Input: ([9, 3, 15, 20, 7], [9, 15, 7, 20, 3])

Expected Output: [3, 9, 20, None, None, 15, 7]

Explanation: Classic example: root 3 (last of postorder); 9 is its left child, 20 its right; 20 has children 15 and 7.

Input: ([], [])

Expected Output: []

Explanation: Empty traversals reconstruct the empty tree (base case lo > hi at the top level).

Input: ([1], [1])

Expected Output: [1]

Explanation: Single node: the root has no children, so trailing Nones are trimmed.

Input: ([2, 1], [2, 1])

Expected Output: [1, 2]

Explanation: Left-skewed: inorder [2,1] with root 1 (last of postorder) puts 2 entirely to the left -> 1 with left child 2.

Input: ([1, 2], [2, 1])

Expected Output: [1, None, 2]

Explanation: Right-skewed: root 1 has an empty left subtree (None) and right child 2.

Input: ([4, 2, 5, 1, 6, 3, 7], [4, 5, 2, 6, 7, 3, 1])

Expected Output: [1, 2, 3, 4, 5, 6, 7]

Explanation: Perfectly balanced tree of 7 nodes; root 1 with subtrees rooted at 2 and 3.

Input: ([-3, -1, -2], [-3, -2, -1])

Expected Output: [-1, -3, -2]

Explanation: Negative values: root -1 with left child -3 and right child -2.

Hints

  1. The last element of postorder is the root of the (sub)tree.
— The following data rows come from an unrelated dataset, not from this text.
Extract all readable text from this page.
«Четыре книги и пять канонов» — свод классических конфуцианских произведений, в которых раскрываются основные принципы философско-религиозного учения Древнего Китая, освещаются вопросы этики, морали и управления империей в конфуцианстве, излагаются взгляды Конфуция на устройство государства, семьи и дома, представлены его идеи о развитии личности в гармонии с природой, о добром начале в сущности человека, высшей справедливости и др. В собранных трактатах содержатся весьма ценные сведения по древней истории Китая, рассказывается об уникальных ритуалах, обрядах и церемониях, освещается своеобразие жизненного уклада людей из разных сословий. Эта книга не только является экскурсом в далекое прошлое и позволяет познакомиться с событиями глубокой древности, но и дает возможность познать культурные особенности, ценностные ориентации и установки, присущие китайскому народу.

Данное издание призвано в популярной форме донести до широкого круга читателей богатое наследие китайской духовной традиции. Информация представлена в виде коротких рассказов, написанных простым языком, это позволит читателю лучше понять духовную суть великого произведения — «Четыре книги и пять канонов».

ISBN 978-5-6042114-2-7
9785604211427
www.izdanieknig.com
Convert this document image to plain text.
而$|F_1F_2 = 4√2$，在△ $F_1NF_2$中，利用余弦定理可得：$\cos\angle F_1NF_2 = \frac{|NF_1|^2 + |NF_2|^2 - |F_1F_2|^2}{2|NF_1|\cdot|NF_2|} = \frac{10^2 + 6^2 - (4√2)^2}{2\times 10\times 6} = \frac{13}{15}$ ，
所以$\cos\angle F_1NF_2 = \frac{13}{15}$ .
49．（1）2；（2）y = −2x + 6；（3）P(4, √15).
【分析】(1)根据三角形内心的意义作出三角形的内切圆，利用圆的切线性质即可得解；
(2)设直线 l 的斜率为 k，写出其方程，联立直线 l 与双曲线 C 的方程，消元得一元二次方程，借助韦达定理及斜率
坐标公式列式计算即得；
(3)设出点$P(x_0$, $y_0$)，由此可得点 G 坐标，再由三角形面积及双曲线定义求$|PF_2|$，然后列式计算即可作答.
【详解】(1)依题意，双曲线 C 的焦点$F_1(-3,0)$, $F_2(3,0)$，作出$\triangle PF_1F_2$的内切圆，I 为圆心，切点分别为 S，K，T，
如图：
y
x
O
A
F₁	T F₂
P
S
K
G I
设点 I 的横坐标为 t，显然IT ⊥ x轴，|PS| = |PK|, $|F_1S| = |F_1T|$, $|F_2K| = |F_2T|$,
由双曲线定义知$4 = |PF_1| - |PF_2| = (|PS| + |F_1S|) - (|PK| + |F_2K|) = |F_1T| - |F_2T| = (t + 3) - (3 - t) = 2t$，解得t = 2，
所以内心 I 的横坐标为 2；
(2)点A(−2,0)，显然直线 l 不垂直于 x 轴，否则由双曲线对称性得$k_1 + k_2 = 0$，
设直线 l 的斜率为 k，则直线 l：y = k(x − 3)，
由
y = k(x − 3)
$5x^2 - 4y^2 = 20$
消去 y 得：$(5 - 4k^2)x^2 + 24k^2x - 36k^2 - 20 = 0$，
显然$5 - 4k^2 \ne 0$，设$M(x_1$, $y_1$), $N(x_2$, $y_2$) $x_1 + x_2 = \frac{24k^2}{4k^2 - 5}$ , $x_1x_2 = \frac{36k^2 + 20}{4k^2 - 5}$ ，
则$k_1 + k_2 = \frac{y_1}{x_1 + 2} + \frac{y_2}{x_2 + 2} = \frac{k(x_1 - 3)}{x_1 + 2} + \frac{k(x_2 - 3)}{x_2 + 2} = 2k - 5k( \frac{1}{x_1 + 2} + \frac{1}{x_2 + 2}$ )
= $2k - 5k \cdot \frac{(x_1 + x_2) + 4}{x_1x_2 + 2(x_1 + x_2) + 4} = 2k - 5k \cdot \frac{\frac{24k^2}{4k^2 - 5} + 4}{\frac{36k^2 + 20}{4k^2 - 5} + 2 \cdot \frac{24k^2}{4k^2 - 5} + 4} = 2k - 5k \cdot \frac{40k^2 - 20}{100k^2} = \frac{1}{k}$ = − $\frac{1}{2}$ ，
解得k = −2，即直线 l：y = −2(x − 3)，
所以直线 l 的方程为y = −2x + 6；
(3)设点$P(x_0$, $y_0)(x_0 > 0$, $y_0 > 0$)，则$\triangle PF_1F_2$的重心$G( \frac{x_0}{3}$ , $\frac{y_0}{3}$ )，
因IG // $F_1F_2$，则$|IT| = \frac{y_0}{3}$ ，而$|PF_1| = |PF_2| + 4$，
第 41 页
Find it in inorder to split into left and right subtrees.
  2. Consume postorder from the back. Because postorder ends with the root and the right subtree's nodes come just before it, build the RIGHT subtree before the LEFT one when popping from the end.
  3. Precompute a value-to-index map over inorder so each root lookup is O(1) — this turns the O(n^2) slicing approach into O(n). Use index ranges (lo, hi) instead of copying subarrays.
  4. Your base case is an empty range (lo > hi), which returns no node — this naturally handles leaves and the empty tree.